Conclusiones aventuradas y creencias erróneas
Soledad Gallego Díaz
El País
Pensar que la Constitución es responsable del deterioro que sufren las instituciones es una conclusión aventurada. Creer que el periodo de la Transición estuvo lleno de errores, y que uno de los fundamentales fue el olvido de las víctimas republicanas de la Guerra Civil y de la dictadura franquista, es una convicción que no se sostiene en evidencia alguna.
Entre los decretos de 1976 (primer Gobierno de Suárez), por el que se regularon las pensiones de los mutilados republicanos y se dispuso la restitución de los derechos de los funcionarios sancionados por delitos de intencionalidad política, y la llamada Ley de Memoria Histórica, de 2007, el Parlamento español no estuvo ni quieto ni olvidadizo. Aprobó cuatro leyes: la de Amnistía de 1977 (que amnistió las palizas franquistas, pero también a los secuestradores de ETA) y otras tres encaminadas a reconocer derechos a las víctimas de la Guerra Civil y de la represión franquista, incluidas indemnizaciones para presos políticos con tres o más años de cárcel.
Es cierto, y una vergüenza para todos los Gobiernos habidos desde la restauración democrática, que no se pusieron los medios para localizar las fosas que ocultaban a miles de personas asesinadas por el bando franquista.
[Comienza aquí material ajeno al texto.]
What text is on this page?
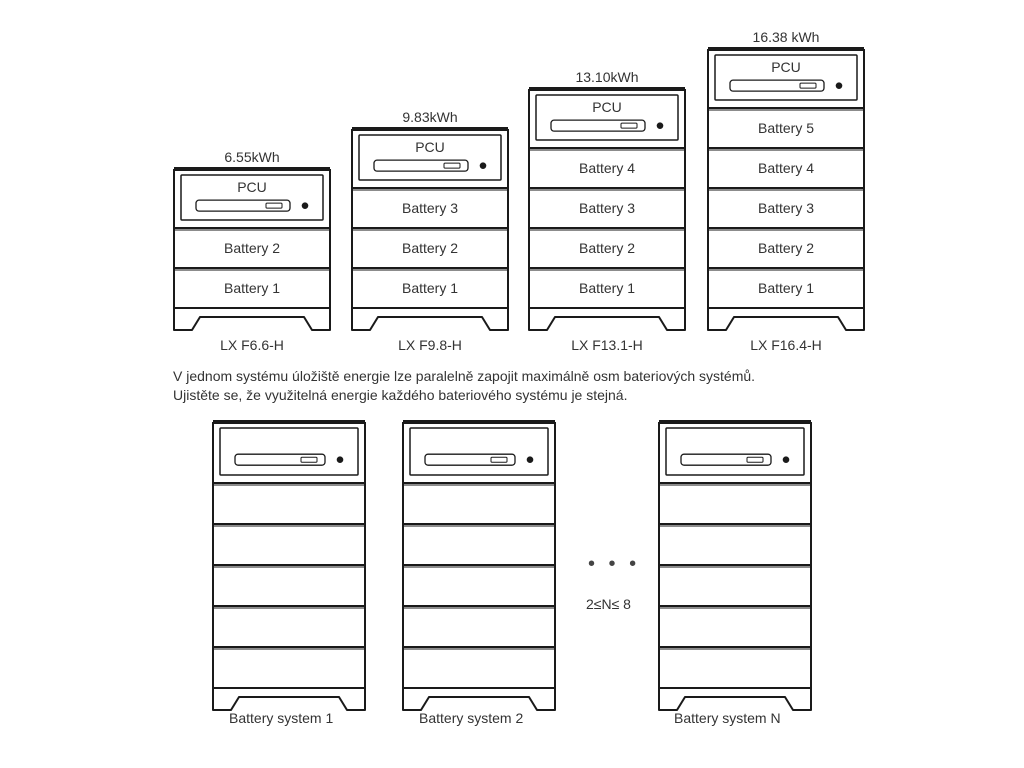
6.55kWh
PCU
Battery 2
Battery 1
LX F6.6-H
9.83kWh
PCU
Battery 3
Battery 2
Battery 1
LX F9.8-H
13.10kWh
PCU
Battery 4
Battery 3
Battery 2
Battery 1
LX F13.1-H
16.38 kWh
PCU
Battery 5
Battery 4
Battery 3
Battery 2
Battery 1
LX F16.4-H
V jednom systému úložiště energie lze paralelně zapojit maximálně osm bateriových systémů.
Ujistěte se, že využitelná energie každého bateriového systému je stejná.
Battery system 1	Battery system 2	Battery system N
• • •
2≤N≤ 8
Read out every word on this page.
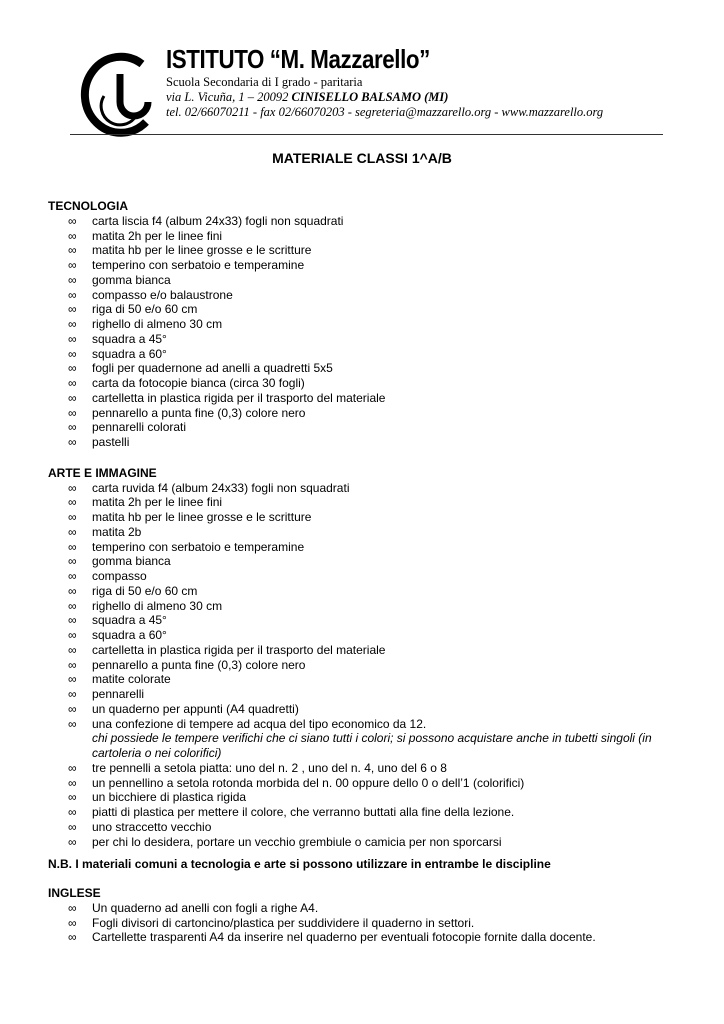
ISTITUTO “M. Mazzarello”
Scuola Secondaria di I grado - paritaria
via L. Vicuña, 1 – 20092 CINISELLO BALSAMO (MI)
tel. 02/66070211 - fax 02/66070203 - segreteria@mazzarello.org - www.mazzarello.org
MATERIALE CLASSI 1^A/B
TECNOLOGIA
∞ carta liscia f4 (album 24x33) fogli non squadrati
∞ matita 2h per le linee fini
∞ matita hb per le linee grosse e le scritture
∞ temperino con serbatoio e temperamine
∞ gomma bianca
∞ compasso e/o balaustrone
∞ riga di 50 e/o 60 cm
∞ righello di almeno 30 cm
∞ squadra a 45°
∞ squadra a 60°
∞ fogli per quadernone ad anelli a quadretti 5x5
∞ carta da fotocopie bianca (circa 30 fogli)
∞ cartelletta in plastica rigida per il trasporto del materiale
∞ pennarello a punta fine (0,3) colore nero
∞ pennarelli colorati
∞ pastelli
ARTE E IMMAGINE
∞ carta ruvida f4 (album 24x33) fogli non squadrati
∞ matita 2h per le linee fini
∞ matita hb per le linee grosse e le scritture
∞ matita 2b
∞ temperino con serbatoio e temperamine
∞ gomma bianca
∞ compasso
∞ riga di 50 e/o 60 cm
∞ righello di almeno 30 cm
∞ squadra a 45°
∞ squadra a 60°
∞ cartelletta in plastica rigida per il trasporto del materiale
∞ pennarello a punta fine (0,3) colore nero
∞ matite colorate
∞ pennarelli
∞ un quaderno per appunti (A4 quadretti)
∞ una confezione di tempere ad acqua del tipo economico da 12.
chi possiede le tempere verifichi che ci siano tutti i colori; si possono acquistare anche in tubetti singoli (in cartoleria o nei colorifici)
∞ tre pennelli a setola piatta: uno del n. 2 , uno del n. 4, uno del 6 o 8
∞ un pennellino a setola rotonda morbida del n. 00 oppure dello 0 o dell’1 (colorifici)
∞ un bicchiere di plastica rigida
∞ piatti di plastica per mettere il colore, che verranno buttati alla fine della lezione.
∞ uno straccetto vecchio
∞ per chi lo desidera, portare un vecchio grembiule o camicia per non sporcarsi
N.B. I materiali comuni a tecnologia e arte si possono utilizzare in entrambe le discipline
INGLESE
∞ Un quaderno ad anelli con fogli a righe A4.
∞ Fogli divisori di cartoncino/plastica per suddividere il quaderno in settori.
∞ Cartellette trasparenti A4 da inserire nel quaderno per eventuali fotocopie fornite dalla docente.
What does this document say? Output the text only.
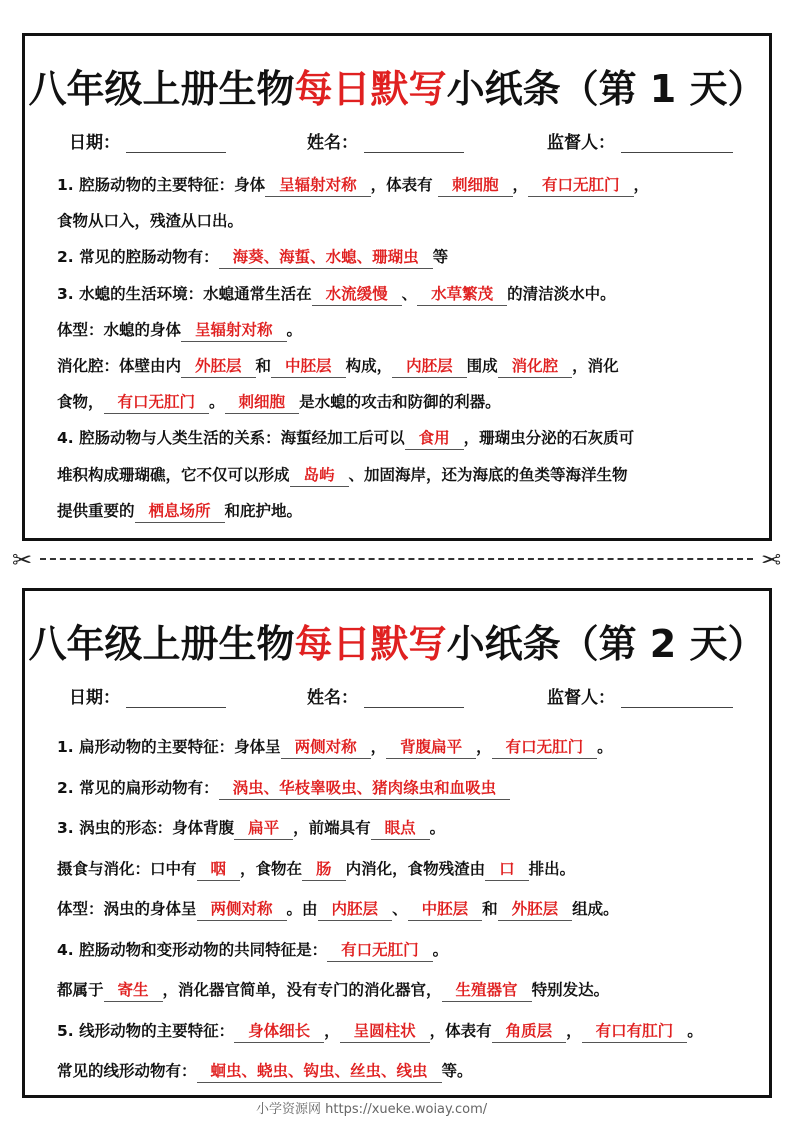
八年级上册生物每日默写小纸条（第 1 天）
日期：	姓名：	监督人：
1. 腔肠动物的主要特征：身体 呈辐射对称 ，体表有 刺细胞 ， 有口无肛门 ，
食物从口入，残渣从口出。
2. 常见的腔肠动物有： 海葵、海蜇、水螅、珊瑚虫 等
3. 水螅的生活环境：水螅通常生活在 水流缓慢 、 水草繁茂 的清洁淡水中。
体型：水螅的身体 呈辐射对称 。
消化腔：体壁由内 外胚层 和 中胚层 构成， 内胚层 围成 消化腔 ，消化
食物， 有口无肛门 。 刺细胞 是水螅的攻击和防御的利器。
4. 腔肠动物与人类生活的关系：海蜇经加工后可以 食用 ，珊瑚虫分泌的石灰质可
堆积构成珊瑚礁，它不仅可以形成 岛屿 、加固海岸，还为海底的鱼类等海洋生物
提供重要的 栖息场所 和庇护地。
✂	✂
八年级上册生物每日默写小纸条（第 2 天）
日期：	姓名：	监督人：
1. 扁形动物的主要特征：身体呈 两侧对称 ， 背腹扁平 ， 有口无肛门 。
2. 常见的扁形动物有： 涡虫、华枝睾吸虫、猪肉绦虫和血吸虫
3. 涡虫的形态：身体背腹 扁平 ，前端具有 眼点 。
摄食与消化：口中有 咽 ，食物在 肠 内消化，食物残渣由 口 排出。
体型：涡虫的身体呈 两侧对称 。由 内胚层 、 中胚层 和 外胚层 组成。
4. 腔肠动物和变形动物的共同特征是： 有口无肛门 。
都属于 寄生 ，消化器官简单，没有专门的消化器官， 生殖器官 特别发达。
5. 线形动物的主要特征： 身体细长 ， 呈圆柱状 ，体表有 角质层 ， 有口有肛门 。
常见的线形动物有： 蛔虫、蛲虫、钩虫、丝虫、线虫 等。
小学资源网 https://xueke.woiay.com/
La indignación de sus familiares está justificada, pero los responsables de lo ocurrido no deben esconderse detrás de un pretendido olvido de la Transición. Si no se exhumaron a aquellos cuerpos fue por la desidia de unos gobernantes que no cumplieron con su obligación. Respaldo parlamentario tuvieron. Incluso en 2002, con Aznar, la comisión constitucional aprobó por unanimidad una resolución que reafirma el deber de la sociedad democrática de proceder al reconocimiento moral de todos quienes fueron víctimas de la guerra o padecieron la represión de la dictadura. El documento insta a dar apoyo a cualquier iniciativa promovida por las familias de los afectados.
Es evidente que en la Transición se cometieron errores políticos serios, pero en su conjunto se puede decir, con argumentos, que abundaron los aciertos. Explorar los cambios que puede necesitar hoy día la Constitución es una propuesta políticamente razonable. Preguntarse si es legítima una Constitución que apenas ha votado el 23% de los españoles actuales es una tontería. El 100% de los estadounidenses vivos no votó la Constitución norteamericana, ratificada en 1788. La Ley Fundamental de Alemania es de 1949. El Parlamento del importante Estado de Baviera votó en contra, porque quería más competencias, pero aceptó que fuera válida también en ese territorio si dos tercios de los otros Estados federados la aprobaban, como sucedió.
Las constituciones sufren enmiendas durante su existencia. Pero la mayoría de los países democráticos introducen los cambios que va experimentando la sociedad no en la Constitución, sino en leyes que respetan su marco flexible. En España, el mejor ejemplo lo constituye el matrimonio homosexual, que no pasó por la cabeza de los constituyentes, pero que cabe en el espíritu de una ley fundamental defensora de los derechos individuales.
Las constituciones se enmiendan, por supuesto, pero conviene tener presente que, por ejemplo, la norteamericana ha sufrido 27 cambios en 225 años. La última, de 1992, dice que ninguna ley que altere las remuneraciones de los senadores y representantes podrá tener efecto hasta que se celebren nuevas elecciones.
En la Alemania unificada se ha nombrado una comisión que estudia una reforma constitucional (no la simple suma de enmiendas). Como dice el profesor Denniger, lo importante es que la Constitución sea elaborada por un “conjunto de juristas, no de sacerdotes”, lo que no tiene sentido religioso, sino que aboga por la voluntad de trabajar con textos que garanticen derechos y definan competencias, no que proclamen sentimientos o programas políticos.
Mientras se explora qué cambios puede necesitar la Constitución de 1978, convendría ponerse de acuerdo en un análisis previo. El deterioro de las instituciones españolas no tiene su raíz en el texto constitucional sino en la apropiación de las instituciones. No existe un problema de legitimidad de origen, como diría un jurista, sino de legitimidad de uso, provocado por los inquilinos de esas instituciones.